Gleichzeitig mögen die Russen die Kälte nicht. Meine Frau, die auf Sachalin, einem sehr kalten Ort, geboren wurde, kann Schnee überhaupt nicht leiden. Sie nennt ihn »Faschismus der Natur«. Russen hatten schon immer eine große unerfüllte Sehnsucht nach südlichen Temperaturen. Mit der Zeit entwickelten sie eine Art Wunschdenken: Egal wie kalt es tatsächlich draußen war, das Land tat so, als würden alle von einer inneren Sonne erwärmt stets ins Schwitzen geraten. Überall, in allen Behörden oder Fabriketagen, standen Palmen und ewig grüne Kakteen in großen Töpfen. Die unzähligen Eiskioske, Limonade-und Bierautomaten versorgten die heiß gelaufenen Bürger noch bei minus zwanzig Grad mit Kälte spendenden Getränken und Süßigkeiten. Im allgemeinen Warendefizit waren Sonnenbrillen und leichte Hüte eine Ausnahme, es gab sie überall und bei jedem Wetter zu kaufen. Auch den geliebten Wodka trank man am besten eiskalt, aß dazu ebenso kalte Salzgurken, eingelegte Pilze, Tomaten und Knoblauch und machte es sich auf dem inneren Strand der russischen Seele bequem. Nichts fiel uns einfach so vom Himmel zu außer Schnee, und den Sommer haben wir uns stets mit großer Mühe quasi per Hand gemacht. Deswegen waren diese Sommer die heißesten Sommer meines Lebens. Seitdem vertraue ich diesen leichten südländischen Sommern nicht. Alles Mühelose macht einen misstrauisch, alles, was mit Schweiß und Fleiß produziert wird, zieht die Leute dagegen an.

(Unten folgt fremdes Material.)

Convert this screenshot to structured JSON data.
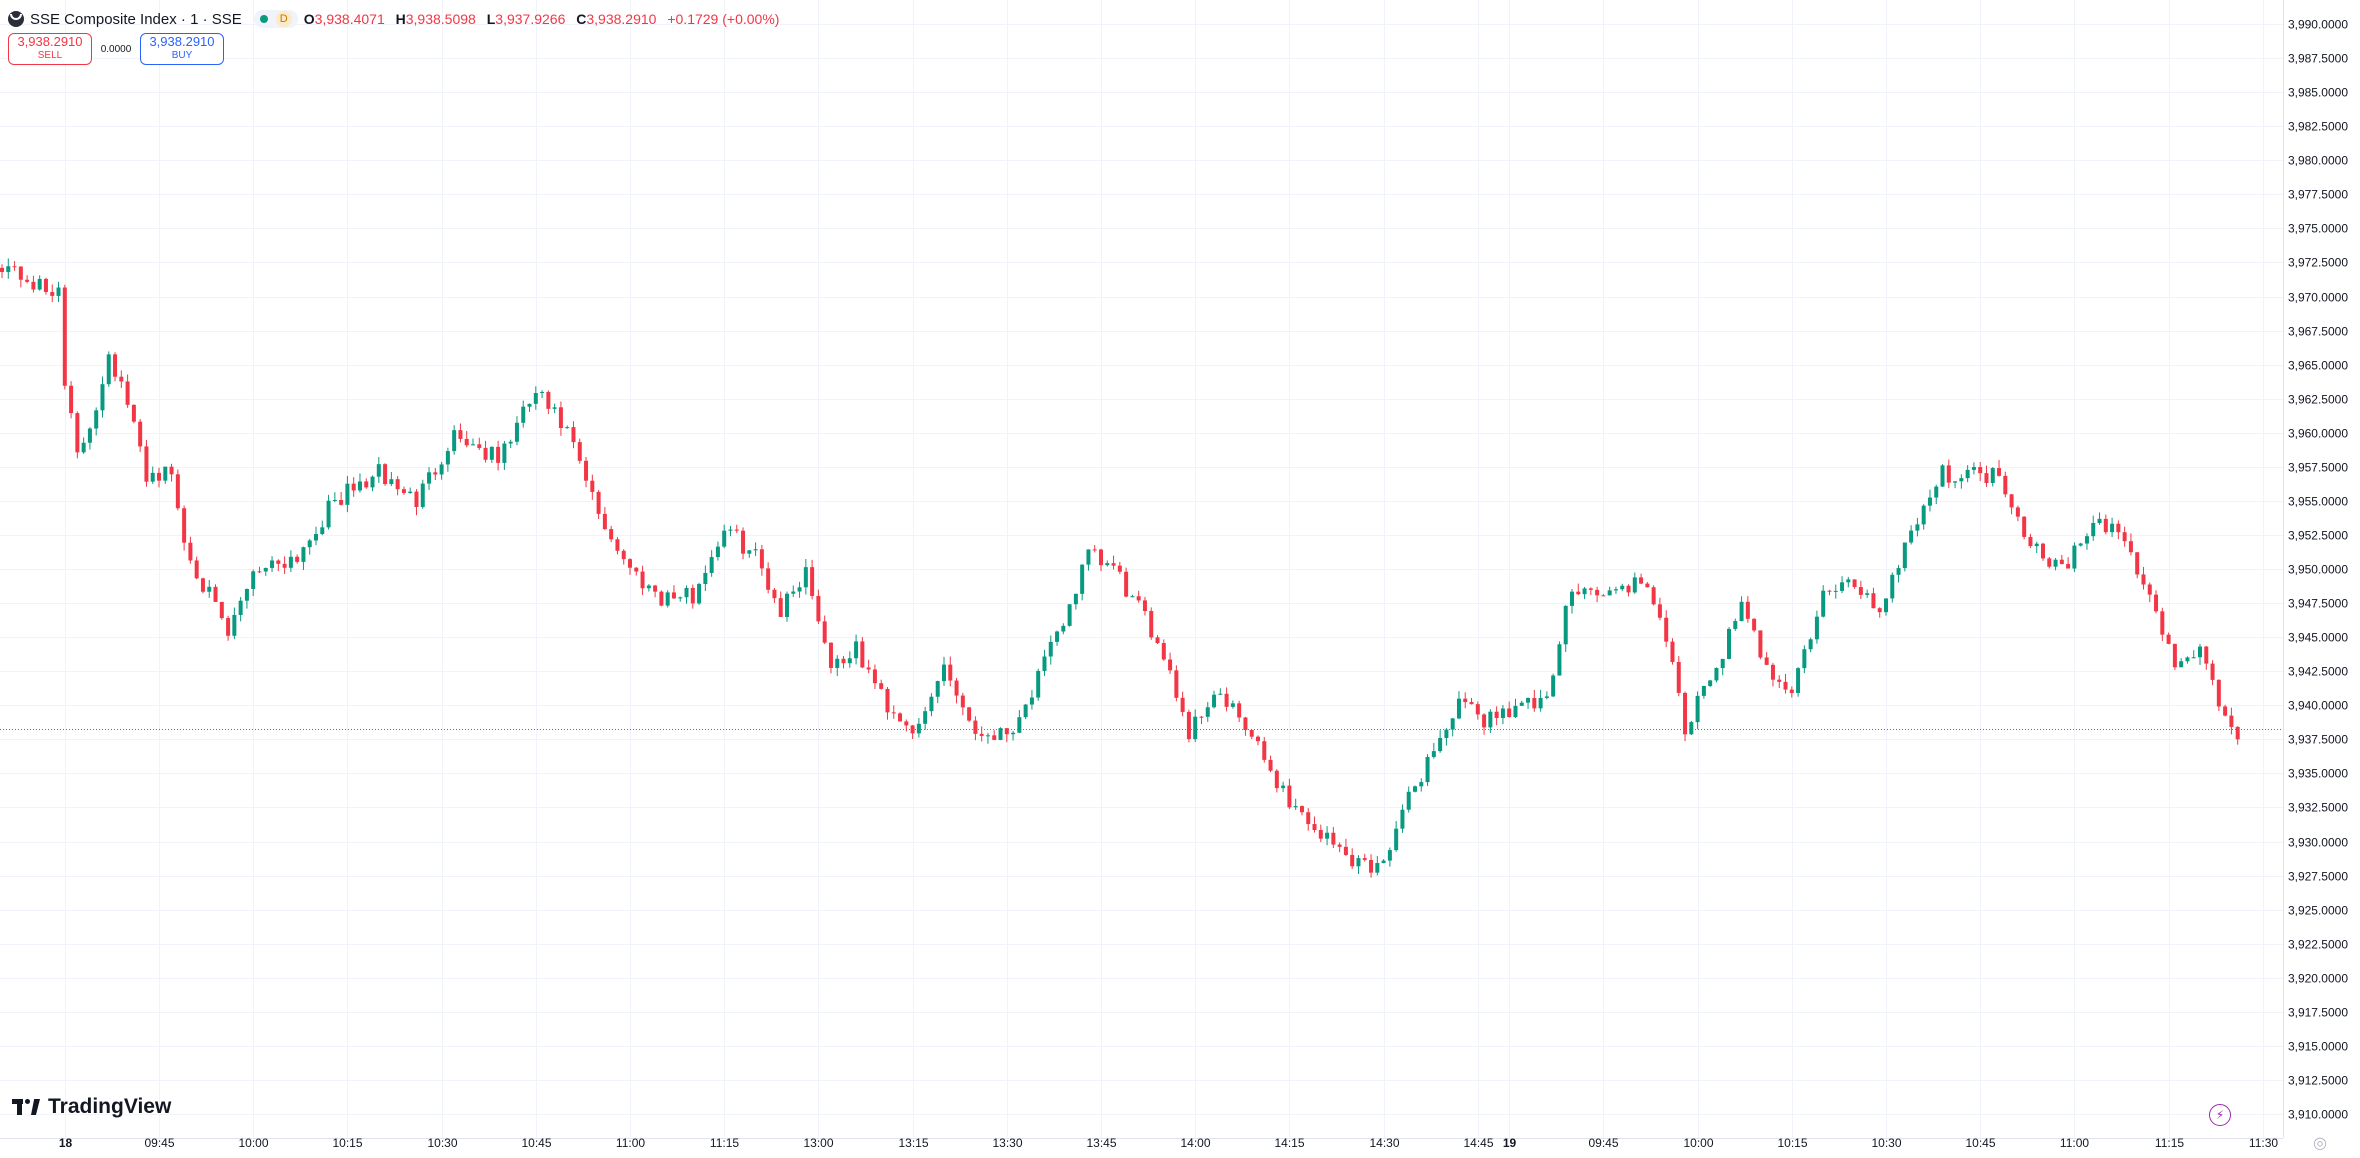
{
  "symbol": {
    "name": "SSE Composite Index · 1 · SSE",
    "status_icon": "market-open-dot",
    "session_badge": "D"
  },
  "ohlc": {
    "o_label": "O",
    "o": "3,938.4071",
    "h_label": "H",
    "h": "3,938.5098",
    "l_label": "L",
    "l": "3,937.9266",
    "c_label": "C",
    "c": "3,938.2910",
    "change": "+0.1729 (+0.00%)"
  },
  "trade": {
    "sell_price": "3,938.2910",
    "sell_label": "SELL",
    "spread": "0.0000",
    "buy_price": "3,938.2910",
    "buy_label": "BUY"
  },
  "watermark": "TradingView",
  "corner_icon": "camera-snapshot-icon",
  "chart_data": {
    "type": "candlestick",
    "title": "SSE Composite Index · 1 · SSE",
    "colors": {
      "up": "#089981",
      "down": "#f23645",
      "last_price": "#f23645"
    },
    "ylim": [
      3909,
      3991
    ],
    "y_ticks": [
      "3,990.0000",
      "3,987.5000",
      "3,985.0000",
      "3,982.5000",
      "3,980.0000",
      "3,977.5000",
      "3,975.0000",
      "3,972.5000",
      "3,970.0000",
      "3,967.5000",
      "3,965.0000",
      "3,962.5000",
      "3,960.0000",
      "3,957.5000",
      "3,955.0000",
      "3,952.5000",
      "3,950.0000",
      "3,947.5000",
      "3,945.0000",
      "3,942.5000",
      "3,940.0000",
      "3,937.5000",
      "3,935.0000",
      "3,932.5000",
      "3,930.0000",
      "3,927.5000",
      "3,925.0000",
      "3,922.5000",
      "3,920.0000",
      "3,917.5000",
      "3,915.0000",
      "3,912.5000",
      "3,910.0000"
    ],
    "x_ticks": [
      {
        "label": "18",
        "bold": true
      },
      {
        "label": "09:45"
      },
      {
        "label": "10:00"
      },
      {
        "label": "10:15"
      },
      {
        "label": "10:30"
      },
      {
        "label": "10:45"
      },
      {
        "label": "11:00"
      },
      {
        "label": "11:15"
      },
      {
        "label": "13:00"
      },
      {
        "label": "13:15"
      },
      {
        "label": "13:30"
      },
      {
        "label": "13:45"
      },
      {
        "label": "14:00"
      },
      {
        "label": "14:15"
      },
      {
        "label": "14:30"
      },
      {
        "label": "14:45"
      },
      {
        "label": "19",
        "bold": true
      },
      {
        "label": "09:45"
      },
      {
        "label": "10:00"
      },
      {
        "label": "10:15"
      },
      {
        "label": "10:30"
      },
      {
        "label": "10:45"
      },
      {
        "label": "11:00"
      },
      {
        "label": "11:15"
      },
      {
        "label": "11:30"
      }
    ],
    "last_price": 3938.291,
    "last_price_label": "3,938.2910",
    "close_path": [
      [
        0,
        3972.5
      ],
      [
        8,
        3970
      ],
      [
        9,
        3971
      ],
      [
        10,
        3964
      ],
      [
        12,
        3958
      ],
      [
        15,
        3962
      ],
      [
        17,
        3966
      ],
      [
        20,
        3962
      ],
      [
        23,
        3957
      ],
      [
        27,
        3957
      ],
      [
        29,
        3952
      ],
      [
        32,
        3949
      ],
      [
        36,
        3945
      ],
      [
        40,
        3950
      ],
      [
        47,
        3951
      ],
      [
        53,
        3955
      ],
      [
        60,
        3957
      ],
      [
        66,
        3955
      ],
      [
        72,
        3960
      ],
      [
        79,
        3958
      ],
      [
        85,
        3963
      ],
      [
        90,
        3960
      ],
      [
        95,
        3954
      ],
      [
        100,
        3950
      ],
      [
        105,
        3948
      ],
      [
        110,
        3948
      ],
      [
        115,
        3953
      ],
      [
        120,
        3951
      ],
      [
        124,
        3947
      ],
      [
        128,
        3950
      ],
      [
        132,
        3943
      ],
      [
        136,
        3944
      ],
      [
        141,
        3940
      ],
      [
        146,
        3938
      ],
      [
        150,
        3943
      ],
      [
        155,
        3938
      ],
      [
        160,
        3938
      ],
      [
        163,
        3940
      ],
      [
        168,
        3945
      ],
      [
        173,
        3951
      ],
      [
        177,
        3950
      ],
      [
        181,
        3947
      ],
      [
        185,
        3944
      ],
      [
        189,
        3938
      ],
      [
        193,
        3941
      ],
      [
        197,
        3939
      ],
      [
        201,
        3936
      ],
      [
        205,
        3933
      ],
      [
        209,
        3931
      ],
      [
        214,
        3929
      ],
      [
        219,
        3928
      ],
      [
        223,
        3932
      ],
      [
        227,
        3936
      ],
      [
        232,
        3940
      ],
      [
        236,
        3939
      ],
      [
        241,
        3940
      ],
      [
        246,
        3940
      ],
      [
        250,
        3949
      ],
      [
        255,
        3948
      ],
      [
        260,
        3949
      ],
      [
        264,
        3947
      ],
      [
        268,
        3938
      ],
      [
        273,
        3943
      ],
      [
        277,
        3947
      ],
      [
        281,
        3943
      ],
      [
        285,
        3941
      ],
      [
        290,
        3948
      ],
      [
        295,
        3949
      ],
      [
        299,
        3947
      ],
      [
        304,
        3953
      ],
      [
        309,
        3957
      ],
      [
        314,
        3957
      ],
      [
        318,
        3957
      ],
      [
        323,
        3952
      ],
      [
        328,
        3950
      ],
      [
        333,
        3953
      ],
      [
        337,
        3953
      ],
      [
        342,
        3948
      ],
      [
        346,
        3943
      ],
      [
        350,
        3944
      ],
      [
        353,
        3940
      ],
      [
        356,
        3938
      ]
    ],
    "bar_count": 357,
    "first_bar_of_day_18": 10,
    "first_bar_of_day_19": 240
  }
}
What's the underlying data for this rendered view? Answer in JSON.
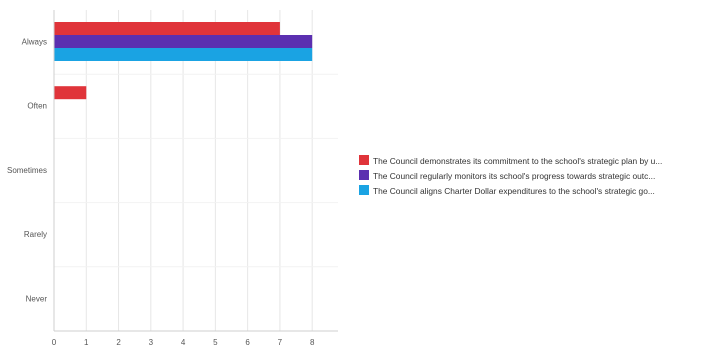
{
  "chart_data": {
    "type": "bar",
    "orientation": "horizontal",
    "categories": [
      "Always",
      "Often",
      "Sometimes",
      "Rarely",
      "Never"
    ],
    "series": [
      {
        "name": "The Council demonstrates its commitment to the school's strategic plan by u...",
        "color": "#e0343a",
        "values": [
          7,
          1,
          0,
          0,
          0
        ]
      },
      {
        "name": "The Council regularly monitors its school's progress towards strategic outc...",
        "color": "#5b2fb0",
        "values": [
          8,
          0,
          0,
          0,
          0
        ]
      },
      {
        "name": "The Council aligns Charter Dollar expenditures to the school's strategic go...",
        "color": "#1aa3e3",
        "values": [
          8,
          0,
          0,
          0,
          0
        ]
      }
    ],
    "xticks": [
      0,
      1,
      2,
      3,
      4,
      5,
      6,
      7,
      8
    ],
    "xlim": [
      0,
      8.8
    ],
    "title": "",
    "xlabel": "",
    "ylabel": "",
    "grid": true,
    "legend_position": "right"
  }
}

Auch in Deutschland stimmt diese banale Weisheit. Nehmen wir beispielsweise unseren Bioladen auf der Schönhauser Allee. Dort genießen die Lebensmittel die größte Popularität, die in einem besonders anstrengenden Arbeitsprozess entstanden sind: Joghurts, die in einer brandenburgischen Molkerei von Menschen mit Behinderungen hergestellt werden, und von Invaliden per Hand gedrehte Makkaroni. Mein absoluter Fleißfavorit in diesem Laden ist der Yukatanhonig. Dieser Honig stammt vom nördlichen Teil der Halbinsel. Auf der Honigbüchse steht, dass dieses Produkt überhaupt die einzige Form der landwirtschaftlichen Aktivität in dieser Gegend ist. Wegen der komplizierten Wetterbedingungen blühen dort kaum Blumen, und die Bienen werden ständig vom starken Wind aufs Meer verweht. An solchen Tagen gehen statt der Bienen die Ureinwohner auf Nektarsuche in den Wald. Mit leichtem Summen laufen sie durch die nördlichen Buschwälder Yukatans, tage-, manchmal sogar wochenlang, und sammeln am eigenen Körper die letzten Tropfen des Nektars unsichtbarer kleiner Blüten. Ein Stamm der Maya-Indianer muss wohl eine Woche lang durch die Büsche rennen, um eine Büchse dieses wunderbaren Honigs vollzubekommen. So etwas essen die Menschen in Europa total gerne. Ich habe schon mehrmals gesehen, wie schnell die Yukatanhonig-Regale leer geräumt waren. Fremder Fleiß macht Faule heiß.